Positivo al Covid un quarantaseienne originario dell’est europeo era entrato in casa della ex compagna nel tentativo di infettarla e trascorrere così, insieme, la quarantena.

E’ una delle accuse contestate all’uomo messo agli arresti domiciliari che ha il divieto di avvicinamento alla donna risultata oggetto di “gravi atti persecutori” nell’ambito di un’indagine della polizia di Perugia e Foligno.

Misura ora aggravata dal gip del capoluogo umbro.
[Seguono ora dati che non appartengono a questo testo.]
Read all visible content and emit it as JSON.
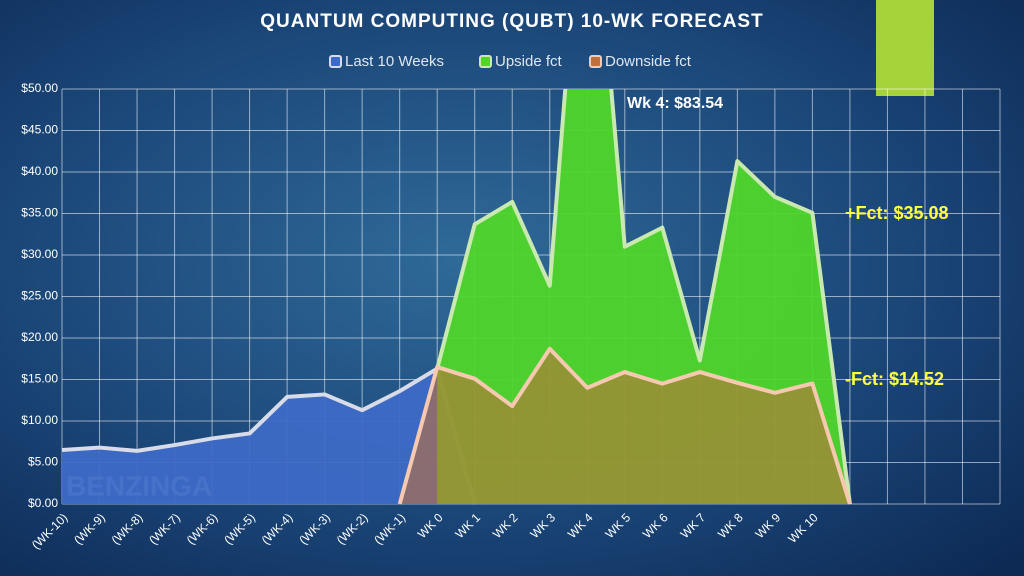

Secondo gli investigatori, l’uomo, geloso della ex non le permetteva di “condurre serenamente” la propria quotidianità, a partire dal lavoro. Tra gli episodi contestati – spiega la Procura di Perugia in un comunicato – l’essersi impossessato con la forza dello smartphone della donna per monitorare foto, video e messaggi.

La ex compagna era stata minacciata – sempre in base alla ricostruzione accusatoria – che sarebbe stato pubblicato un video realizzato di nascosto dall’ex compagno durante un rapporto intimo se non avesse accettato di riprendere la relazione.

In base agli elementi raccolti dalla polizia il gip ha ritenuto “non più idonea” la misura del divieto di avvicinamento e ha disposto quella cautelare degli arresti domiciliari.